Public Archives on Public Lands: The Responsibility of Access

The infographic above is from the Department of Interior and details the incredible number of items that the department currently has in its various collections. While the Department oversees multiple federal agencies, the largest collection of items by a single agency is by far the National Park Service. On the front page of the National Park Service’s Museum Management Program, they boast, “The National Park Service is one of the world’s largest museum systems. There are 380 parks with collections that include over 45 million natural, historic, and prehistoric objects and 75,000 linear feet of archives. These collections tell powerful stories of the nation, its diverse cultures, flora and fauna, and significant events and innovative ideas that continue to inspire the world.”[1]

The archival work that both the National Park Service and the Department of the Interior are able to achieve is astounding and significant in the preservation of artifacts from all over of the United States. Yet when it comes to access, not all archives are created equal. While the National Park Service has utilized digital resources to offer online exhibits, digital catalogs, and educational resources for a select number of sites and artifacts, there is a larger number of archives that do not offer these digital means of access. This is where individual parks are challenged with the task of enhancing the means of access to their archives. The NPS Museum Handbook addresses the question of the “museum management responsibilities of the park” and includes “Promote access to cataloged collections for research and interpretive purposes through a variety of means, such as exhibits, interpretive programs, loans, publications, Web exhibits, and the Web Catalog.”

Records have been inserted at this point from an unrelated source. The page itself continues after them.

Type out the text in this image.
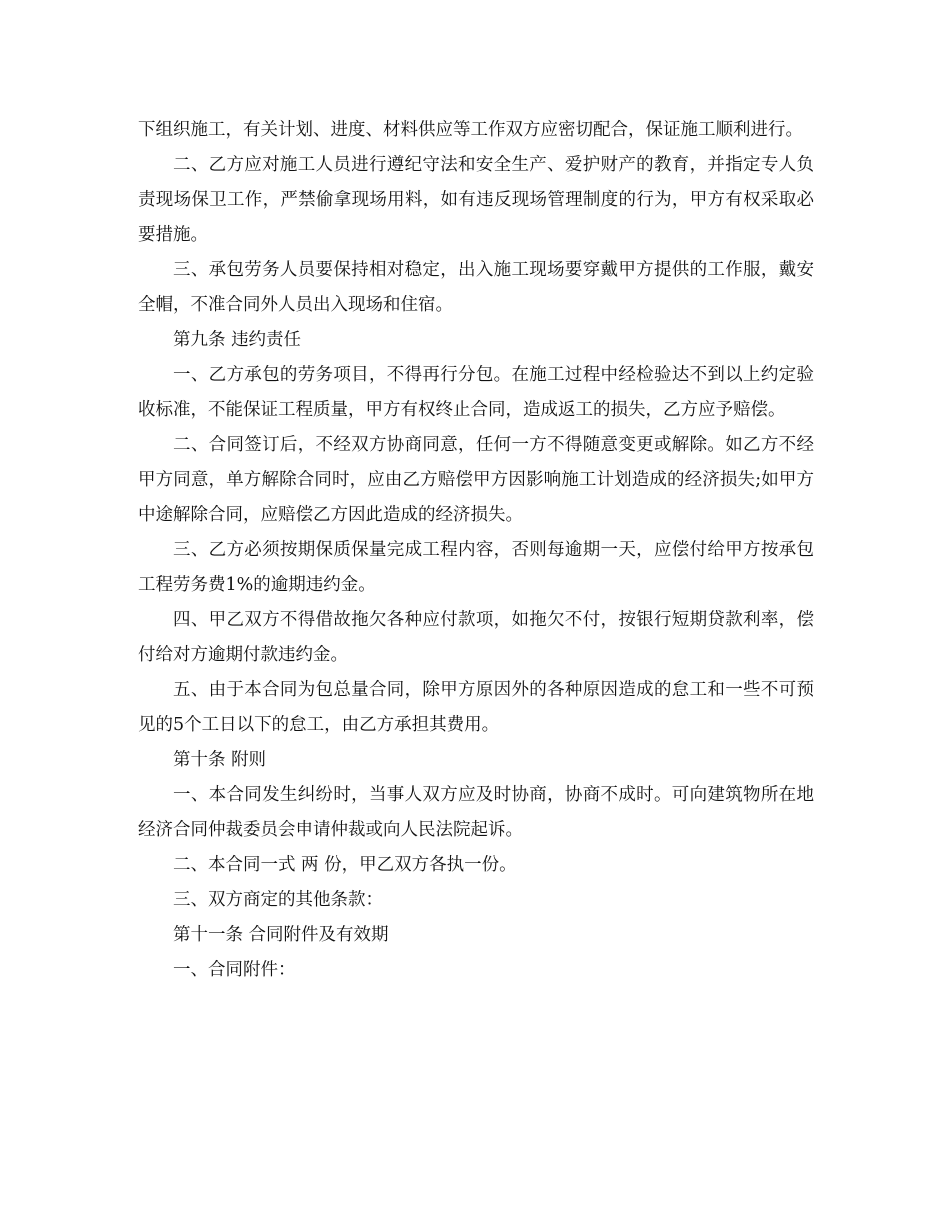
下组织施工，有关计划、进度、材料供应等工作双方应密切配合，保证施工顺利进行。

二、乙方应对施工人员进行遵纪守法和安全生产、爱护财产的教育，并指定专人负责现场保卫工作，严禁偷拿现场用料，如有违反现场管理制度的行为，甲方有权采取必要措施。

三、承包劳务人员要保持相对稳定，出入施工现场要穿戴甲方提供的工作服，戴安全帽，不准合同外人员出入现场和住宿。

第九条 违约责任

一、乙方承包的劳务项目，不得再行分包。在施工过程中经检验达不到以上约定验收标准，不能保证工程质量，甲方有权终止合同，造成返工的损失，乙方应予赔偿。

二、合同签订后，不经双方协商同意，任何一方不得随意变更或解除。如乙方不经甲方同意，单方解除合同时，应由乙方赔偿甲方因影响施工计划造成的经济损失;如甲方中途解除合同，应赔偿乙方因此造成的经济损失。

三、乙方必须按期保质保量完成工程内容，否则每逾期一天，应偿付给甲方按承包工程劳务费1%的逾期违约金。

四、甲乙双方不得借故拖欠各种应付款项，如拖欠不付，按银行短期贷款利率，偿付给对方逾期付款违约金。

五、由于本合同为包总量合同，除甲方原因外的各种原因造成的怠工和一些不可预见的5个工日以下的怠工，由乙方承担其费用。

第十条 附则

一、本合同发生纠纷时，当事人双方应及时协商，协商不成时。可向建筑物所在地经济合同仲裁委员会申请仲裁或向人民法院起诉。

二、本合同一式 两 份，甲乙双方各执一份。

三、双方商定的其他条款：

第十一条 合同附件及有效期

一、合同附件：
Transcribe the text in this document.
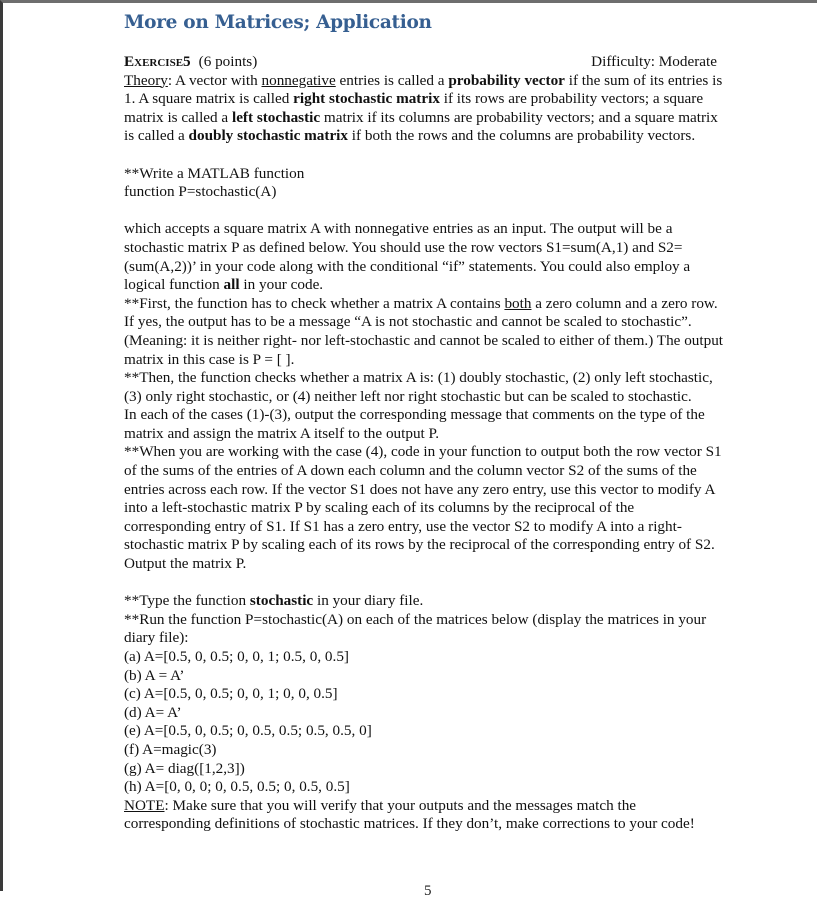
More on Matrices; Application
Exercise5 (6 points)	Difficulty: Moderate

Theory: A vector with nonnegative entries is called a probability vector if the sum of its entries is 1. A square matrix is called right stochastic matrix if its rows are probability vectors; a square matrix is called a left stochastic matrix if its columns are probability vectors; and a square matrix is called a doubly stochastic matrix if both the rows and the columns are probability vectors.

**Write a MATLAB function

function P=stochastic(A)

which accepts a square matrix A with nonnegative entries as an input. The output will be a stochastic matrix P as defined below. You should use the row vectors S1=sum(A,1) and S2=(sum(A,2))’ in your code along with the conditional “if” statements. You could also employ a logical function all in your code.

**First, the function has to check whether a matrix A contains both a zero column and a zero row. If yes, the output has to be a message “A is not stochastic and cannot be scaled to stochastic”. (Meaning: it is neither right- nor left-stochastic and cannot be scaled to either of them.) The output matrix in this case is P = [ ].

**Then, the function checks whether a matrix A is: (1) doubly stochastic, (2) only left stochastic, (3) only right stochastic, or (4) neither left nor right stochastic but can be scaled to stochastic.

In each of the cases (1)-(3), output the corresponding message that comments on the type of the matrix and assign the matrix A itself to the output P.

**When you are working with the case (4), code in your function to output both the row vector S1 of the sums of the entries of A down each column and the column vector S2 of the sums of the entries across each row. If the vector S1 does not have any zero entry, use this vector to modify A into a left-stochastic matrix P by scaling each of its columns by the reciprocal of the corresponding entry of S1. If S1 has a zero entry, use the vector S2 to modify A into a right-stochastic matrix P by scaling each of its rows by the reciprocal of the corresponding entry of S2. Output the matrix P.

**Type the function stochastic in your diary file.

**Run the function P=stochastic(A) on each of the matrices below (display the matrices in your diary file):

(a) A=[0.5, 0, 0.5; 0, 0, 1; 0.5, 0, 0.5]

(b) A = A’

(c) A=[0.5, 0, 0.5; 0, 0, 1; 0, 0, 0.5]

(d) A= A’

(e) A=[0.5, 0, 0.5; 0, 0.5, 0.5; 0.5, 0.5, 0]

(f) A=magic(3)

(g) A= diag([1,2,3])

(h) A=[0, 0, 0; 0, 0.5, 0.5; 0, 0.5, 0.5]

NOTE: Make sure that you will verify that your outputs and the messages match the corresponding definitions of stochastic matrices. If they don’t, make corrections to your code!

5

One park archive to consider how they may meet the responsibility of promoting access to the public is the archives at Horseshoe Bend National Military Park. One of the most basic ways to promote access of an archive is through addressing the public’s awareness, knowledge, and interest of simply what the archives are. While the National Park Service as a whole had the means to create a dynamic website that was aimed at highlighting promote specific artifacts, individual parks are often constricted to a smaller budget, staff, and resources. Individual parks still have access to social media. Rangers at Horseshoe Bend NMP could create social media post focused on the tasks that rangers do when they are in the role of curators and archivist. Similar to post focused on rangers work in the field, these post would help to promote public interest in the archives and even to educate some that may not know of what an archive is or that the park even maintains a collection of artifacts beyond the museum.  Social media post could also focus on highlighting an artifact of the month in a reoccurring post that offers some images of an artifact, summary of the history of the artifacts, and what it takes to preserve that specific artifact.

Beyond utilizing social media to promote the education and awareness of the park’s archives, the park could also plan an on-site public program. A public program could mean offering a talk by the NPS Southeastern Regional archivist, or a park ranger in charge of the curatorial. Offering some insight into how the NPS approaches archives, how they preserve artifacts, catalog, accept donations, and how the park uses these artifacts. Not only would this allow for additional access to the archives, but it would offer education of what the archives are to the general public. Programs could also be less formal with ranger’s giving guided tours of the museum and providing visitors with insights into specific artifacts, similar artifacts in curation, how artifacts are selected for exhibits, and what it takes for the parks to preserve these artifacts.